Frankly, I’ve got no idea how this formula is derived and what the sensitivity on the optimal α would be in this case, but it’s pretty fast and converges within 4-7 iterations in most cases.

I’m aware you’ve previously recommended the following.

and I did try to play around with it, using OptimizationBBO, but I haven’t found a method yet which converges as fast as the “α update” method above. Still trying to work on that though, and any suggestions would be welcome.

The OneDrive link above has been updated to include the “s” vector required by the gcv function, in case someone wants to play around with it. You will also find inside some .pdf files of the papers cited above (if someone does not have access).

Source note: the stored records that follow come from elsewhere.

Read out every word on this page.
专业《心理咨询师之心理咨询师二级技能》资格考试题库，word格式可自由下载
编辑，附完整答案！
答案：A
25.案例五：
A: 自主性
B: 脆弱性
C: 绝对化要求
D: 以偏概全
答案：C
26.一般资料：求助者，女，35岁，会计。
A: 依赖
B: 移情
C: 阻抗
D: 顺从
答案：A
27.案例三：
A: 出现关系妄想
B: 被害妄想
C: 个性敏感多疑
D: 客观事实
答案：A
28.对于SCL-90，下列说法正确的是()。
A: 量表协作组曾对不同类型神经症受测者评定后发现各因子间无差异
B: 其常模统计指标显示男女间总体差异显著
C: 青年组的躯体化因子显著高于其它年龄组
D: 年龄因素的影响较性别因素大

The simple answer is that JuMP is a declarative modeling system and Optimization.jl is an interface which takes imperative Julia code. Declarative modeling systems are able to achieve better performance due to having the problem definition at a higher level, and thus they can typically do automated symbolic manipulations to your model and ensure the code is generated in a high performance manner. But declarative modeling systems can be restrictive, and sometimes being able to define a loss function via arbitrary code is useful, hence imperative interfaces which directly take and use the code given.

I should mention ModelingToolkit.jl also in this space, it’s a declarative modeling system which targets Optimization.jl’s interfaces. It has a lot more symbolic manipulation than JuMP but currently is lacking some optimizations in the array-based code generation for larger models.